In other words, the people behind Vampire Academy truly care about the world of Vampire Academy, and it absolutely shows.
That’s not the only thing that works, of course. The casting is top-notch – Sisi Stringer and Daniela Nieves are now Rose and Lissa, forever. The two inhabit the characters in a way that works great as they explore the individual journeys of these two young women, but that lights up the screen when the show rightfully focuses on the main relationship in Vampire Academy, that between Rose and Lissa.

Around them, everyone sort of slots together where they need to go too. Andre Dae Kim’s Christian Ozera is infinitely more relatable from the get-go than he was in the books, which makes it easier to root for both him and his relationships. Andrew Liner’s Mason Ashford also meanwhile, exudes so much charisma, that it’s hard not to momentarily root for him, even as Kieron Moore’s Dimitri becomes a bigger presence.
Moore is particularly interesting in that he plays the brooding Dimitri, who appealed to me in the same way Angel once appealed to me on Buffy, but manages to make the character so much more than the stereotype. Yes, Dimitri will brood, because that is Dimitri. He will also watch, understand, help, communicate, and yes, even smile from time to time – not so often that the smiles come to mean nothing, but often enough that his character is infused with warmth every second he’s on screen.

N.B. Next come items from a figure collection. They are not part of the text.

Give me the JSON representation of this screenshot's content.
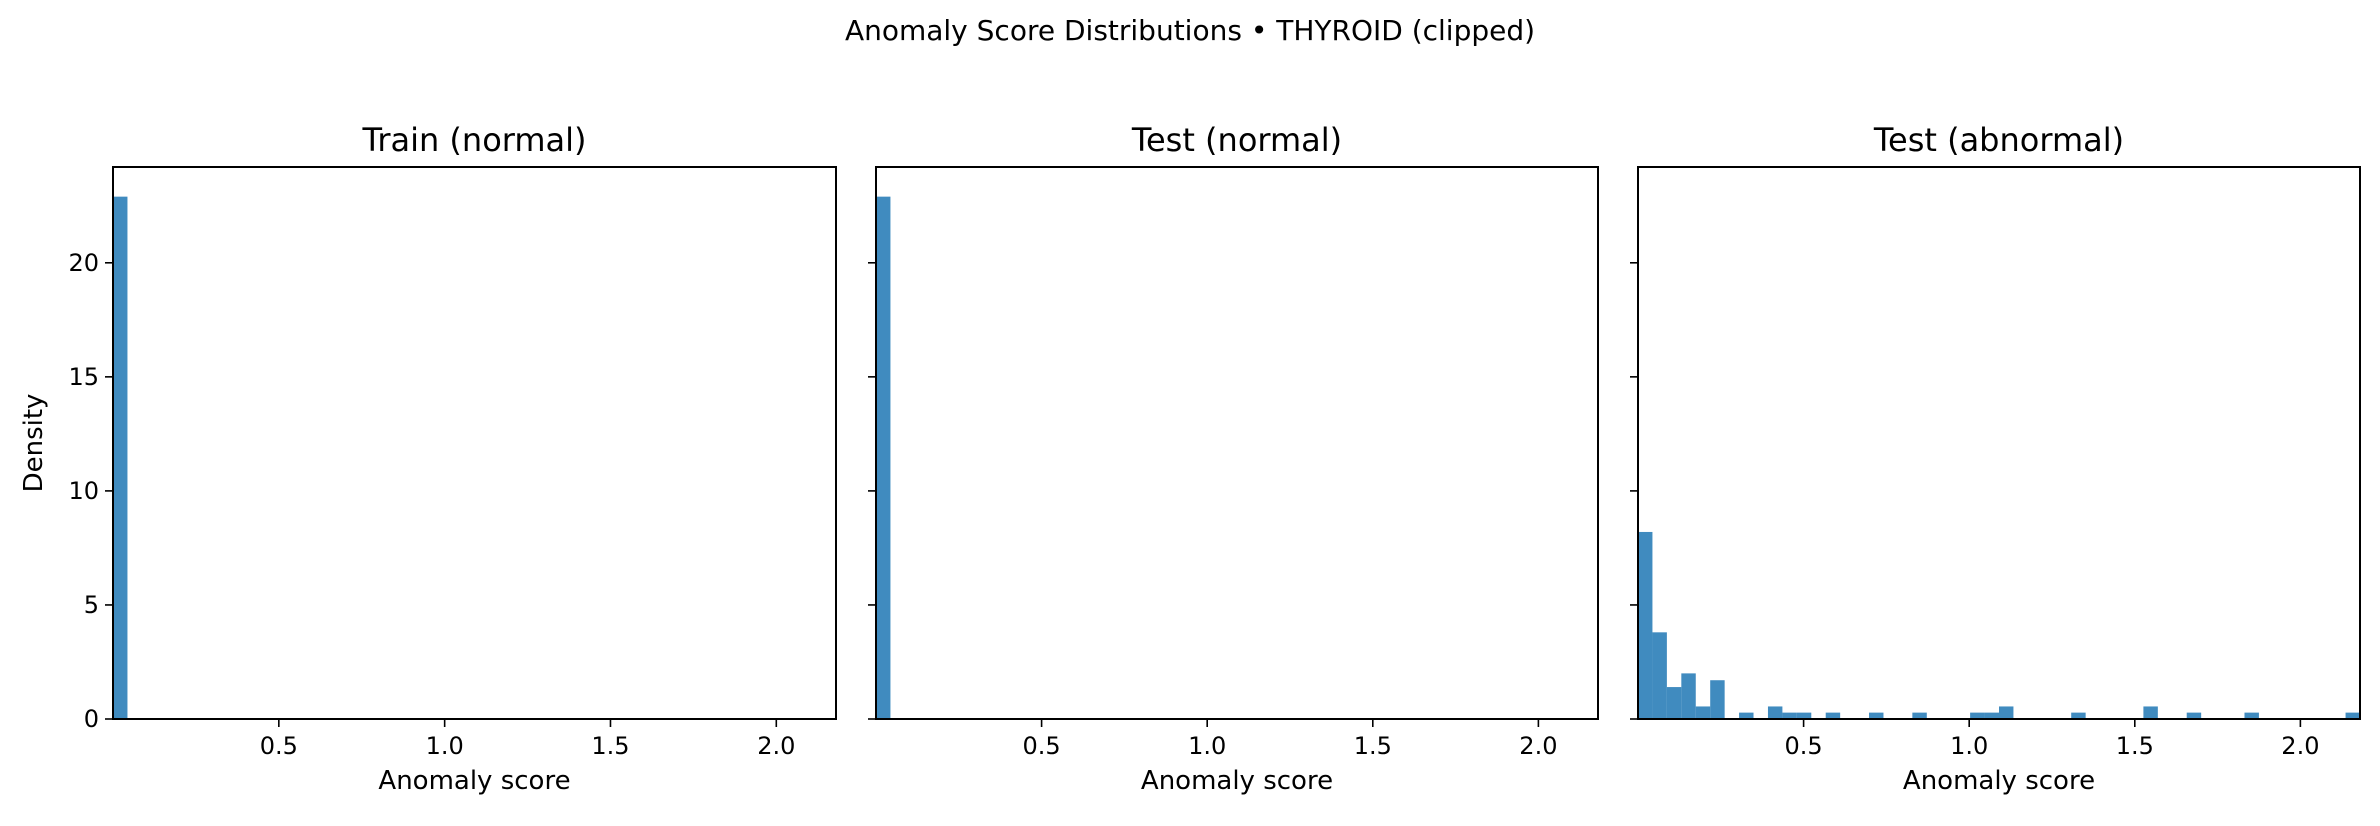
{
  "suptitle": "Anomaly Score Distributions • THYROID (clipped)",
  "chart_data": [
    {
      "type": "bar",
      "title": "Train (normal)",
      "xlabel": "Anomaly score",
      "ylabel": "Density",
      "xlim": [
        0.0,
        2.18
      ],
      "ylim": [
        0,
        24.2
      ],
      "x_ticks": [
        0.5,
        1.0,
        1.5,
        2.0
      ],
      "x_tick_labels": [
        "0.5",
        "1.0",
        "1.5",
        "2.0"
      ],
      "y_ticks": [
        0,
        5,
        10,
        15,
        20
      ],
      "y_tick_labels": [
        "0",
        "5",
        "10",
        "15",
        "20"
      ],
      "show_y_tick_labels": true,
      "bin_width": 0.0436,
      "bins": [
        {
          "x0": 0.0,
          "x1": 0.0436,
          "density": 22.9
        }
      ]
    },
    {
      "type": "bar",
      "title": "Test (normal)",
      "xlabel": "Anomaly score",
      "ylabel": "",
      "xlim": [
        0.0,
        2.18
      ],
      "ylim": [
        0,
        24.2
      ],
      "x_ticks": [
        0.5,
        1.0,
        1.5,
        2.0
      ],
      "x_tick_labels": [
        "0.5",
        "1.0",
        "1.5",
        "2.0"
      ],
      "y_ticks": [
        0,
        5,
        10,
        15,
        20
      ],
      "y_tick_labels": [
        "0",
        "5",
        "10",
        "15",
        "20"
      ],
      "show_y_tick_labels": false,
      "bin_width": 0.0436,
      "bins": [
        {
          "x0": 0.0,
          "x1": 0.0436,
          "density": 22.9
        }
      ]
    },
    {
      "type": "bar",
      "title": "Test (abnormal)",
      "xlabel": "Anomaly score",
      "ylabel": "",
      "xlim": [
        0.0,
        2.18
      ],
      "ylim": [
        0,
        24.2
      ],
      "x_ticks": [
        0.5,
        1.0,
        1.5,
        2.0
      ],
      "x_tick_labels": [
        "0.5",
        "1.0",
        "1.5",
        "2.0"
      ],
      "y_ticks": [
        0,
        5,
        10,
        15,
        20
      ],
      "y_tick_labels": [
        "0",
        "5",
        "10",
        "15",
        "20"
      ],
      "show_y_tick_labels": false,
      "bin_width": 0.0436,
      "bins": [
        {
          "x0": 0.0,
          "x1": 0.0436,
          "density": 8.2
        },
        {
          "x0": 0.0436,
          "x1": 0.0872,
          "density": 3.8
        },
        {
          "x0": 0.0872,
          "x1": 0.1308,
          "density": 1.4
        },
        {
          "x0": 0.1308,
          "x1": 0.1744,
          "density": 2.0
        },
        {
          "x0": 0.1744,
          "x1": 0.218,
          "density": 0.55
        },
        {
          "x0": 0.218,
          "x1": 0.2616,
          "density": 1.7
        },
        {
          "x0": 0.3052,
          "x1": 0.3488,
          "density": 0.28
        },
        {
          "x0": 0.3924,
          "x1": 0.436,
          "density": 0.55
        },
        {
          "x0": 0.436,
          "x1": 0.4796,
          "density": 0.28
        },
        {
          "x0": 0.4796,
          "x1": 0.5232,
          "density": 0.28
        },
        {
          "x0": 0.5668,
          "x1": 0.6104,
          "density": 0.28
        },
        {
          "x0": 0.6976,
          "x1": 0.7412,
          "density": 0.28
        },
        {
          "x0": 0.8284,
          "x1": 0.872,
          "density": 0.28
        },
        {
          "x0": 1.0028,
          "x1": 1.0464,
          "density": 0.28
        },
        {
          "x0": 1.0464,
          "x1": 1.09,
          "density": 0.28
        },
        {
          "x0": 1.09,
          "x1": 1.1336,
          "density": 0.55
        },
        {
          "x0": 1.308,
          "x1": 1.3516,
          "density": 0.28
        },
        {
          "x0": 1.526,
          "x1": 1.5696,
          "density": 0.55
        },
        {
          "x0": 1.6568,
          "x1": 1.7004,
          "density": 0.28
        },
        {
          "x0": 1.8312,
          "x1": 1.8748,
          "density": 0.28
        },
        {
          "x0": 2.1364,
          "x1": 2.18,
          "density": 0.28
        }
      ]
    }
  ],
  "colors": {
    "bar": "#1f77b4",
    "axes": "#000000",
    "background": "#ffffff"
  }
}
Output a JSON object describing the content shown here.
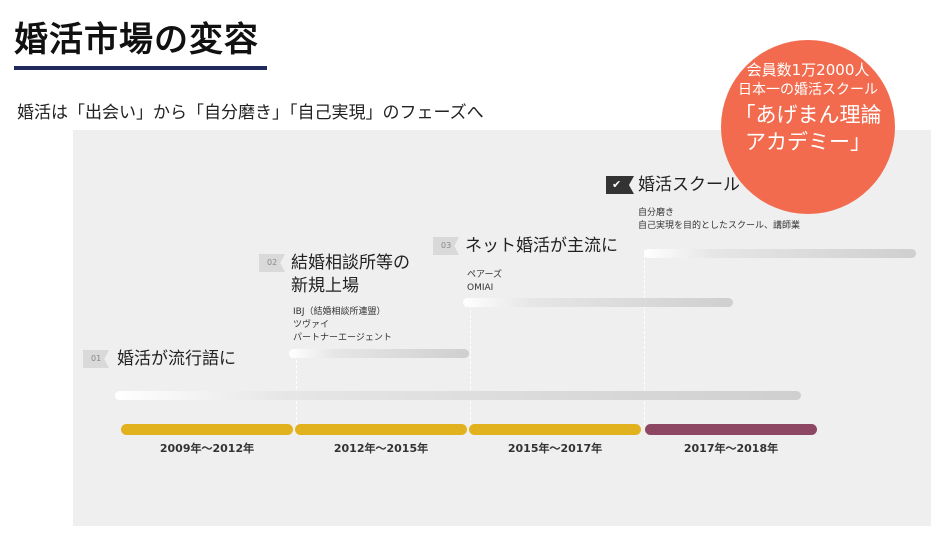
{
  "title": "婚活市場の変容",
  "subtitle": "婚活は「出会い」から「自分磨き」「自己実現」のフェーズへ",
  "badge": {
    "line1": "会員数1万2000人",
    "line2": "日本一の婚活スクール",
    "line3": "「あげまん理論",
    "line4": "アカデミー」",
    "color": "#f26b4e"
  },
  "timeline": {
    "periods": [
      "2009年～2012年",
      "2012年～2015年",
      "2015年～2017年",
      "2017年～2018年"
    ],
    "bar_colors": [
      "#e2b11e",
      "#e2b11e",
      "#e2b11e",
      "#8e4762"
    ]
  },
  "phases": [
    {
      "num": "01",
      "title": "婚活が流行語に"
    },
    {
      "num": "02",
      "title_line1": "結婚相談所等の",
      "title_line2": "新規上場",
      "notes": [
        "IBJ（結婚相談所連盟）",
        "ツヴァイ",
        "パートナーエージェント"
      ]
    },
    {
      "num": "03",
      "title": "ネット婚活が主流に",
      "notes": [
        "ペアーズ",
        "OMIAI"
      ]
    },
    {
      "num": "",
      "title": "婚活スクール",
      "icon": "check-icon",
      "notes": [
        "自分磨き",
        "自己実現を目的としたスクール、講師業"
      ]
    }
  ]
}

Outside of Rose and Lissa’s main relationships, the show – and the cast – also prove strong enough to sustain our interest, with characters fans of the books know and love turned into, perhaps, their best versions – and some twists that even I, who’ve read the book a few times, was pleasantly surprised to see. J. August Richards’s Victor Dashkov is a pillar in this regard, with his presence elevating every storyline he’s involved in and every character he shares a screen with, but others are worthy of a mention too.

Did I expect to be interested in Mia Karp and Meredith Beckham? No, but I truly was, just as I was interested in Sonya Karp and in more than a few other characters. A lot of that was because there are plenty of hints about what will hopefully be upcoming seasons hidden in the show, subtle ones only book readers will detect, but a healthy amount was also that they were kinda fun to see in a new setting, a new element.
Adaptations are a tricky business, in general. Vampire Academy has already been adapted before, and though the movie wasn’t the total disaster other adaptations have been, it did lack some of what made the books special. The show, however, has that in spades, even as it attempts to find its way in a world of vampires that looks very different from what the general public is used to seeing. For another show, the “new” rules might have been a drawback, but Vampire Academy makes it a strength. This is a new story to discover, a new setting and as a result of those two things, new characters who don’t exactly have to follow the expected roles.
They can be whatever they want to be, strong, kind, mean, lost …and they can even be all of those things at once, and we can discover what exactly they end up being, just as they are doing so. And that, well, that’s the kind of journey we definitely want more than one season of.
Vampire Academy will premiere with four episodes on September 15th, with new episodes released weekly after that.